The digital age, however, promises even more radical reinterpretations of the Resurrection Narrative. We encountered earlier the idea of superintelligence—computers, robots or cyborgs whose intellectual capacities vastly exceed our own. Once we have built one such thing—an eventuality many consider to be inevitable—it would then take over from us the business of further technological innovation. Because it would be so much cleverer than us, the rate of further development would increase exponentially. Soon enough, it, or some even more super superintelligence that it has
built, would become all-powerful and all-knowing. Effectively, it would be like God.

The futurists optimistically speculate that such a superintelligence (let us call him “DigiGod”) would also be benevolent—that is, well-disposed to the humans that created his primitive digital ancestors. In that case DigiGod would want to make all the humans who have ever lived as happy as possible. Being all-knowing, DigiGod would also have the information required to create beings with psychologies identical to those of all the humans who have ever lived, and being all-powerful, he would also have the capacity to do so. DigiGod, according to these optimists, would therefore resurrect all of us—and create a fine paradise in which we can all live happily ever after.

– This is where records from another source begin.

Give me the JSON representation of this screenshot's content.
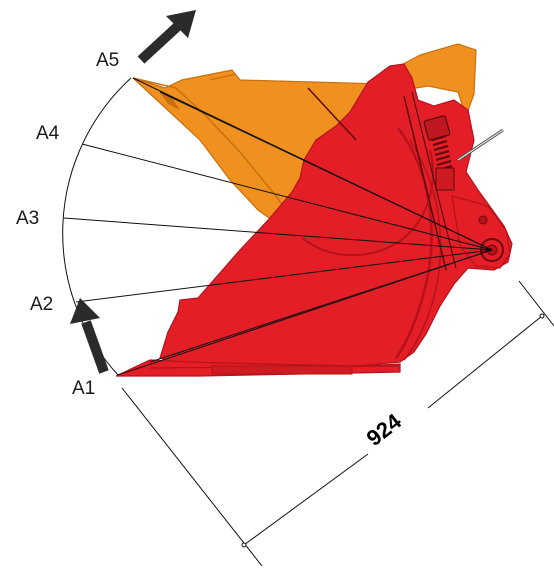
{
  "diagram": {
    "position_labels": [
      "A1",
      "A2",
      "A3",
      "A4",
      "A5"
    ],
    "dimension_value": "924",
    "colors": {
      "bucket_red": "#e41e26",
      "bucket_red_dark": "#b5121b",
      "bucket_orange": "#f0901e",
      "bucket_orange_dark": "#c96f0e",
      "lines": "#111111",
      "arrow": "#2b2b2b"
    },
    "icons": [
      "arrow-up-icon",
      "arrow-up-right-icon"
    ]
  }
}
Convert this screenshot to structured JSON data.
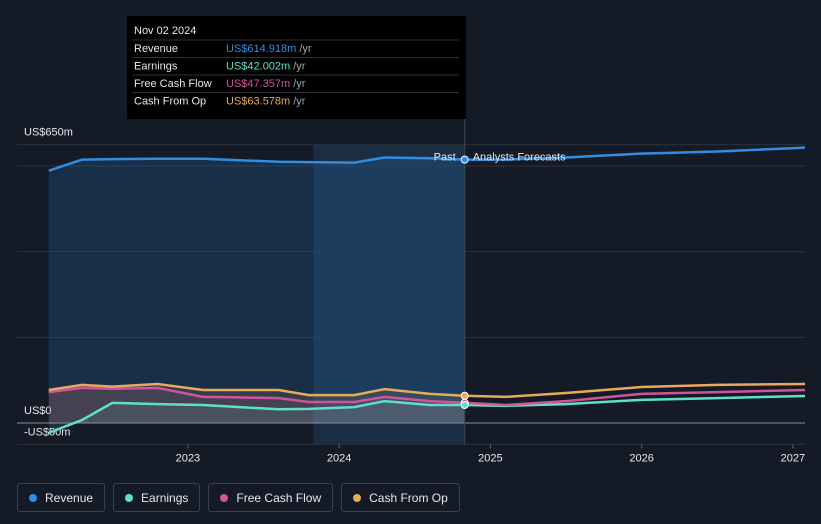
{
  "chart_data": {
    "type": "line",
    "x": [
      2022.08,
      2022.3,
      2022.5,
      2022.8,
      2023.1,
      2023.3,
      2023.6,
      2023.8,
      2024.1,
      2024.3,
      2024.6,
      2024.83,
      2025.1,
      2025.5,
      2026,
      2026.5,
      2027.08
    ],
    "series": [
      {
        "name": "Revenue",
        "color": "#2f8de4",
        "values": [
          589,
          615,
          616,
          617,
          617,
          614,
          610,
          609,
          608,
          620,
          618,
          614.918,
          615,
          620,
          629,
          634,
          643
        ]
      },
      {
        "name": "Earnings",
        "color": "#5ee0c8",
        "values": [
          -23,
          7,
          47,
          44,
          42,
          38,
          32,
          33,
          37,
          51,
          42,
          42.002,
          40,
          44,
          54,
          58,
          63
        ]
      },
      {
        "name": "Free Cash Flow",
        "color": "#d0549a",
        "values": [
          72,
          82,
          80,
          82,
          61,
          60,
          58,
          49,
          49,
          61,
          51,
          47.357,
          42,
          51,
          68,
          72,
          77
        ]
      },
      {
        "name": "Cash From Op",
        "color": "#e9a95d",
        "values": [
          77,
          89,
          85,
          91,
          77,
          77,
          77,
          65,
          65,
          79,
          68,
          63.578,
          61,
          70,
          84,
          89,
          91
        ]
      }
    ],
    "xlim": [
      2021.87,
      2027.08
    ],
    "xticks": [
      2023,
      2024,
      2025,
      2026,
      2027
    ],
    "ylim": [
      -50,
      650
    ],
    "yticks": [
      {
        "value": 650,
        "label": "US$650m"
      },
      {
        "value": 0,
        "label": "US$0"
      },
      {
        "value": -50,
        "label": "-US$50m"
      }
    ],
    "ygrid": [
      0,
      200,
      400,
      600
    ],
    "grid": true,
    "past_end": 2024.83,
    "highlight": [
      2023.83,
      2024.83
    ],
    "past_label": "Past",
    "forecast_label": "Analysts Forecasts",
    "tooltip": {
      "date": "Nov 02 2024",
      "rows": [
        {
          "label": "Revenue",
          "value_label": "US$614.918m",
          "unit": "/yr"
        },
        {
          "label": "Earnings",
          "value_label": "US$42.002m",
          "unit": "/yr"
        },
        {
          "label": "Free Cash Flow",
          "value_label": "US$47.357m",
          "unit": "/yr"
        },
        {
          "label": "Cash From Op",
          "value_label": "US$63.578m",
          "unit": "/yr"
        }
      ]
    }
  }
}
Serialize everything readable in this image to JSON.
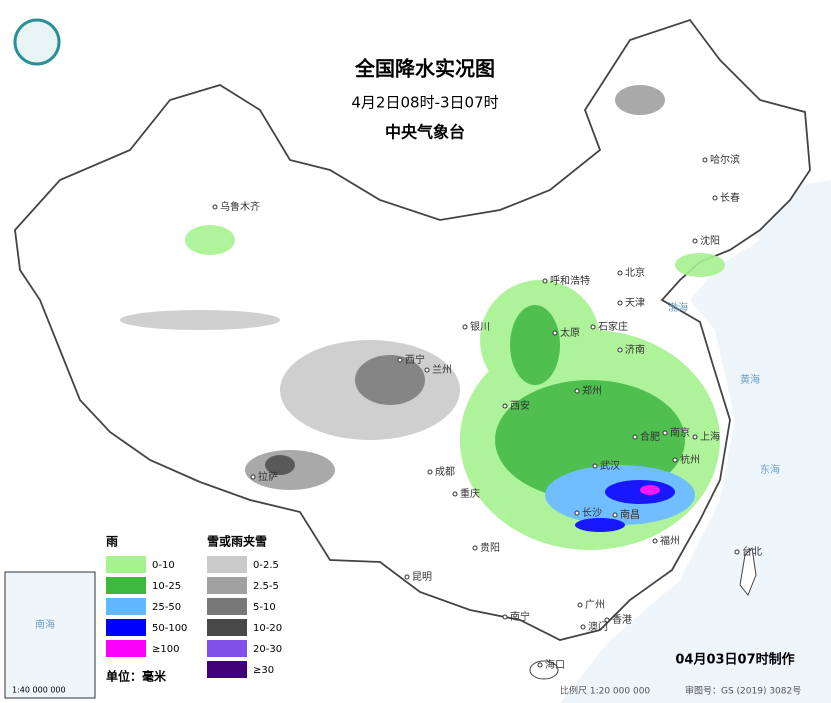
{
  "header": {
    "title": "全国降水实况图",
    "subtitle": "4月2日08时-3日07时",
    "issuer": "中央气象台"
  },
  "legend": {
    "rain_title": "雨",
    "rain": [
      {
        "label": "0-10",
        "color": "#a6f28f"
      },
      {
        "label": "10-25",
        "color": "#3dba3d"
      },
      {
        "label": "25-50",
        "color": "#61b8ff"
      },
      {
        "label": "50-100",
        "color": "#0000fe"
      },
      {
        "label": "≥100",
        "color": "#fa00fa"
      }
    ],
    "snow_title": "雪或雨夹雪",
    "snow": [
      {
        "label": "0-2.5",
        "color": "#cacaca"
      },
      {
        "label": "2.5-5",
        "color": "#a0a0a0"
      },
      {
        "label": "5-10",
        "color": "#787878"
      },
      {
        "label": "10-20",
        "color": "#484848"
      },
      {
        "label": "20-30",
        "color": "#8050e8"
      },
      {
        "label": "≥30",
        "color": "#400078"
      }
    ],
    "unit": "单位：毫米"
  },
  "cities": [
    "乌鲁木齐",
    "呼和浩特",
    "北京",
    "天津",
    "哈尔滨",
    "长春",
    "沈阳",
    "银川",
    "太原",
    "石家庄",
    "济南",
    "西宁",
    "兰州",
    "郑州",
    "西安",
    "合肥",
    "南京",
    "上海",
    "武汉",
    "杭州",
    "成都",
    "重庆",
    "拉萨",
    "长沙",
    "南昌",
    "福州",
    "贵阳",
    "昆明",
    "台北",
    "南宁",
    "广州",
    "香港",
    "澳门",
    "海口"
  ],
  "seas": [
    "渤海",
    "黄海",
    "东海"
  ],
  "inset": {
    "label": "南海",
    "scale": "1:40 000 000"
  },
  "footer": {
    "made": "04月03日07时制作",
    "scale": "比例尺 1:20 000 000",
    "approval": "审图号：GS (2019) 3082号"
  }
}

This is the most extreme version of techno-utopianism, and its debt to the Judeo-Christian tradition is obvious. It is a wonderful demonstration of human ingenuity in weaving an immortality narrative from scraps of science, myth and speculation. This vision has reached its clearest expression in the work of the theoretical physicist Frank Tipler, who has gone as far as arguing that something like DigiGod is inevitable according to the laws of physics,
and
that he will be able to take advantage of certain specific features of the final stages of the universe to create the perception of living for eternity for the universe’s inhabitants (Tipler calls this “the Omega Point”). In other words, if you do not believe in the traditional God of religion, don’t worry: scientists are going to build him anyway, and he will resurrect us to immortality at the end of time, just like Jesus promised.

NATURE’S REVENGE

B
UT
as speculations about the prospects of scientific immortality go, we might doubt whether Tipler’s vision is any more
convincing than Mary Shelley’s. When we left Victor Frankenstein, he was inspired by the science of his day to “explore unknown powers, and unfold to the world the deepest mysteries of creation.” He throws himself into examining these mysteries until eventually he realizes that “what had been the study and cause of the wisest men since the creation of the world was now within [his] grasp.”

Frankenstein toils day and night in his attic laboratory, leaving only to collect human parts—as large as possible to make his work easier—from “vaults and charnel-houses.” In a passage of muted horror, we read how finally, “on a dreary night of November,” he manages to “infuse a spark of being into the lifeless thing that lay at [his] feet.” With language that parallels the reports of Aldini’s “galvanic” experiments, Frankenstein tells us, “By the glimmer of the half-extinguished light, I saw the dull yellow eye of the creature open; it breathed hard, and a convulsive motion agitated its limbs.”

Just as in her dream, Mary Shelley has her scientist hero rush from the room, overwhelmed with “breathless horror and disgust” at what he has done. Expecting the spark of life to fade from his creation, he collapses exhausted onto his bed, but the “demoniacal corpse” follows him, its arms outstretched. In the belief that he has created a hideous, evil monster, Frankenstein flees into the nighttime street.